Longformer is a 2020 attempt to address the efficiency problem of self-attention. Self-attention, where each token of an
input sequence attends to every other token, has an inherent quadratic time and memory complexity. Longformer addresses
this by attending mostly locally.
This enables much longer context windows, which is desirable when a long input document needs to be considered as a
whole to achieve some task - for example in the case of Question Answering. Simple approaches include chopping a long
sequence into (overlapping) chunks and somehow combining the activations, or using a two-stage system where the first
stage retrieves the relevant passages. Other general approach (which includes the Longformer) is based on replacing the
full self-attention with some sparse, more efficient version. The authors point to Sparse Transformer (Child et al.,
2019), BP-Transformer (Ye et al., 2019), and Blockwise attention (Qiu et al., 2019).

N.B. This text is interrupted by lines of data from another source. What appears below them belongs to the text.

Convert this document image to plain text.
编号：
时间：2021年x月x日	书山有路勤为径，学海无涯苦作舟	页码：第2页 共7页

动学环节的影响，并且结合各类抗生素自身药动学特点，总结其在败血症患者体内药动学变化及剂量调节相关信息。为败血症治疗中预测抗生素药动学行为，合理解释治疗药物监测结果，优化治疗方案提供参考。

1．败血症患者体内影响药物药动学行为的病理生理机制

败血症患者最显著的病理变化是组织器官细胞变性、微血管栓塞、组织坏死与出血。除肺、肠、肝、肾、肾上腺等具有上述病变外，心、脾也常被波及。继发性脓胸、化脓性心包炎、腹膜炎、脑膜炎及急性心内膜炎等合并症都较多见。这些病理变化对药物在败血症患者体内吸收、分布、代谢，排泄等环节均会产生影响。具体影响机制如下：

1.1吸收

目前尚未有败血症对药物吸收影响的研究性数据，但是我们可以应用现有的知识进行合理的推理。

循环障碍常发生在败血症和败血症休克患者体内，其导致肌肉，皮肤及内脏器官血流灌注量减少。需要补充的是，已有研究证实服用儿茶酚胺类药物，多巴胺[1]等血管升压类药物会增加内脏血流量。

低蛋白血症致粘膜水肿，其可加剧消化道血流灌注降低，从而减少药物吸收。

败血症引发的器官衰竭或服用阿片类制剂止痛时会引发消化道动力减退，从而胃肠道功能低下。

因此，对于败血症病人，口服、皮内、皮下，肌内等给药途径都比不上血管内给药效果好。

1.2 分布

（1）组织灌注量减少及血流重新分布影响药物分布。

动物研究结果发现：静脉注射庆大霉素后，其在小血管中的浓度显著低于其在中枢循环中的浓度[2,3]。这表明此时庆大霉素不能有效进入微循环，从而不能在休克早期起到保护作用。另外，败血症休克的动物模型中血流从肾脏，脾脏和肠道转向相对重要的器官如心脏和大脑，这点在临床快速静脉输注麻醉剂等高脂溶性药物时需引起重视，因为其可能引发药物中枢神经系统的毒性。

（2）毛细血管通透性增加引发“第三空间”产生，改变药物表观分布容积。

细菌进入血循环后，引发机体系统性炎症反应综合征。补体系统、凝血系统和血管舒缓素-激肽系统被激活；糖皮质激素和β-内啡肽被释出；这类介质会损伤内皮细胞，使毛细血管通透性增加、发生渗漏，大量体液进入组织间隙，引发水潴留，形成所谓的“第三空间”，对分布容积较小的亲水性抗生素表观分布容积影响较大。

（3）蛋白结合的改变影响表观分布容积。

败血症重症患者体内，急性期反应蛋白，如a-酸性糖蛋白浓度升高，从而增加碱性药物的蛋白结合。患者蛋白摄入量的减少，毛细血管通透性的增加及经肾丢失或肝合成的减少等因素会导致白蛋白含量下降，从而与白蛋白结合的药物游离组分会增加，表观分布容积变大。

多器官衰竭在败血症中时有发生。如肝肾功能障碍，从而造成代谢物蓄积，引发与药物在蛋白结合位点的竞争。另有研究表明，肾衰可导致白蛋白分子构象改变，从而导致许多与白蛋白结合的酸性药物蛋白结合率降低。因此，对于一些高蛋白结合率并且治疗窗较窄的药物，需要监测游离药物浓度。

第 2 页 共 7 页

Longformer employs the following techniques:
- Sliding Window attention - Each token attends locally to a window of constant size \(w\), i.e. to \(w/2\) tokens
on the left and \(w/2\) tokens on the right. This has inherent complexity of \(O(nw)\) instead of \(O(n^2)\) (where
\(n\) is the size of the input sequence). Best results were achieved when \(w\) is increasing from the bottom to the
top layer (from 32 to 512).
- Dilated attention - To increase the receptive field, a token only attends to every \((d+1)\)-th token to the left
and to the right, where \(d\) is the dilation factor (see the image bellow). Standard attention corresponds to \(d =
0\). Similarly to window size, dilation factor is increasing from the bottom to the top layer (from 0 to 3).
- Global attention - It still helps to have some global attention between tokens. Authors implement it so that any
tokens can be specified to have global attention, in which case they attend to every other token and every
other token attends to them (it’s symmetric). The idea is that the number of globally-attenting tokens is relatively
small - e.g. question tokens in Question Answering or just the
[CLS]
token in classification. The justification is
that “the windowed and dilated attention are not flexible enough”, which is confirmed by ablations.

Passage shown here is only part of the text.